Learn English – If : second conditional or third conditional

conditional-constructions

PEU. 256 and 426 says that

In most subordinate clauses, we use past tenses to express 'unreal' or conditional ideas:

If you asked me nicely, I might get you a drink.(second conditional)

But why not "If you had asked me nicely, I would have got you a drink."?(third conditional) It seems like one asked the other in the past. And what is the difference between those two sentences?

Best Answer

Start by dismissing the ‘first / second / third conditional’ notion from consideration—that is a ‘baby rule’ for introducing beginners to conditional constructions.

The sentence given in your quote may mean two different things: it may be (1) a tentative (hypothetical) conditional in the present tense with future reference, or (2) an open (possible) conditional in the past tense with future-in-past reference. This ambiguity is resolved in the discourse context.
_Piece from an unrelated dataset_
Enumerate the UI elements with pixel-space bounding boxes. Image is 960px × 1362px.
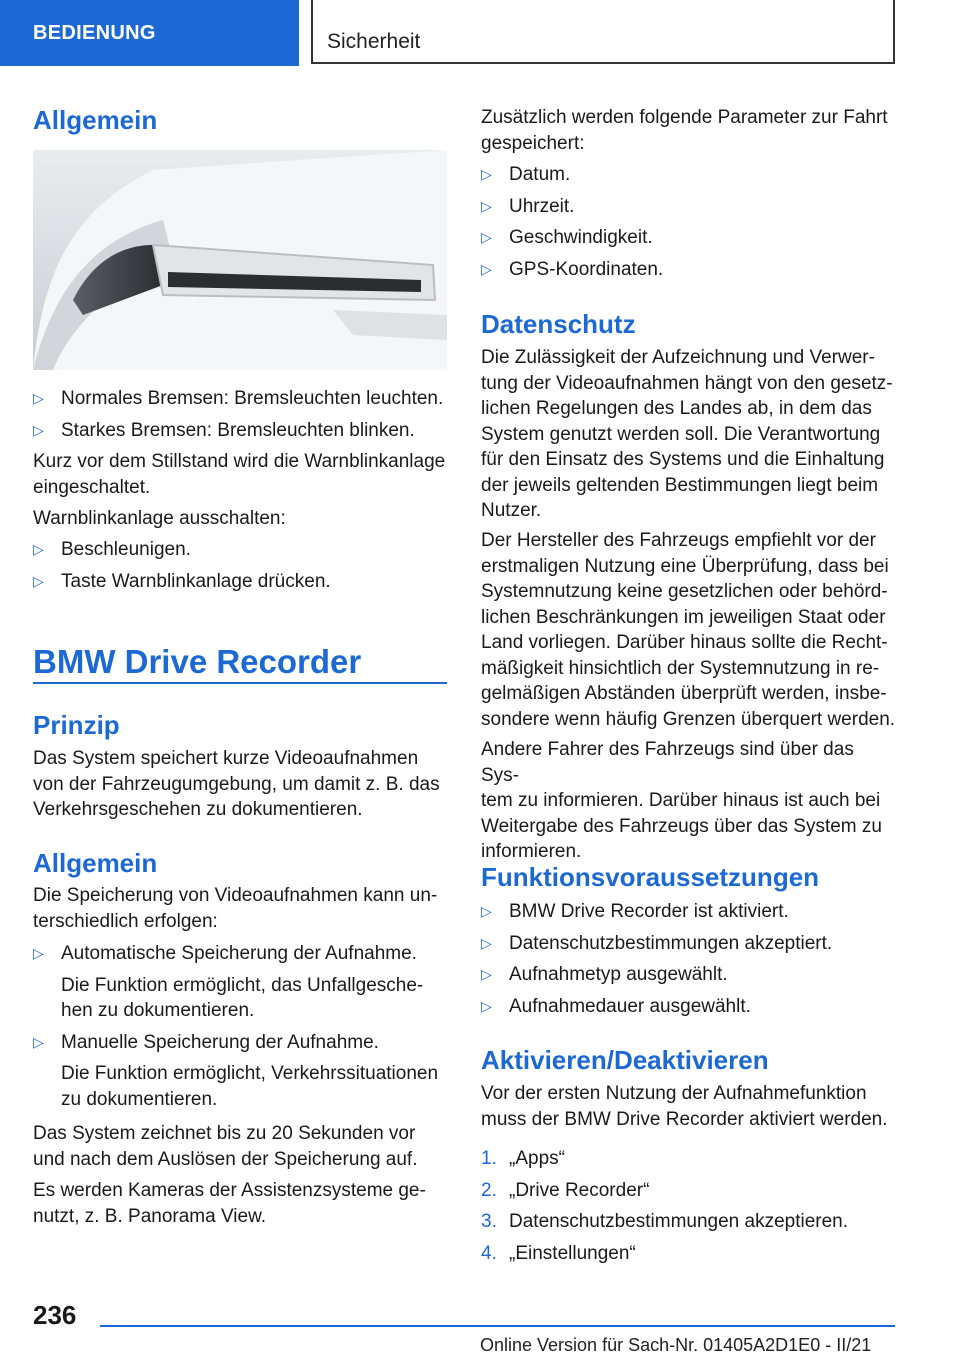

  • (1) If you asked me nicely, I might get you a drink; but right now you are behaving very rudely and you can get your own. —Here the past-form asked and might do not imply past reference but ‘modal remoteness’—that is, you are doubtful that the condition and its consequence will be realized.
  • (2) I told you then that if you asked me nicely, I might get you a drink. —Here the past-form verbs do imply past reference; the sentence represents backshifted If you ask me nicely I may get you a drink, which implies that at the time of utterance you regarded the condition and consequence as future possibilities.

  • Note, by the way, that the pre-backshift present-tense version may equally well be expressed as If you ask me nicely I might get you a drink if the MAY in the consequence clause represents possibility rather than permission. In that case, it will retain the same form, might, when backshifted. The use of modals is very complicated: it has been constantly changing for hundreds of years, and we are in the middle of what appears to be an acceleration of the change.

Your rewrite, however, will bear only one interpretation, a past counterfactual:

  • If you had asked me nicely, I would have got you a drink. —Here the ‘double past’ in both verb constructions (had asked, would have got) marks the sentence as both past-tense and modally remote. This is understood to mean a ‘condition contrary to fact’: on the past occasion of which you are speaking both the condition (your asking nicely) and its consequence (my getting you a drink) failed to occur.

As user3169 and Lucien Sava point out, this is the correct past participle of get in BrE but must be gotten in AmE.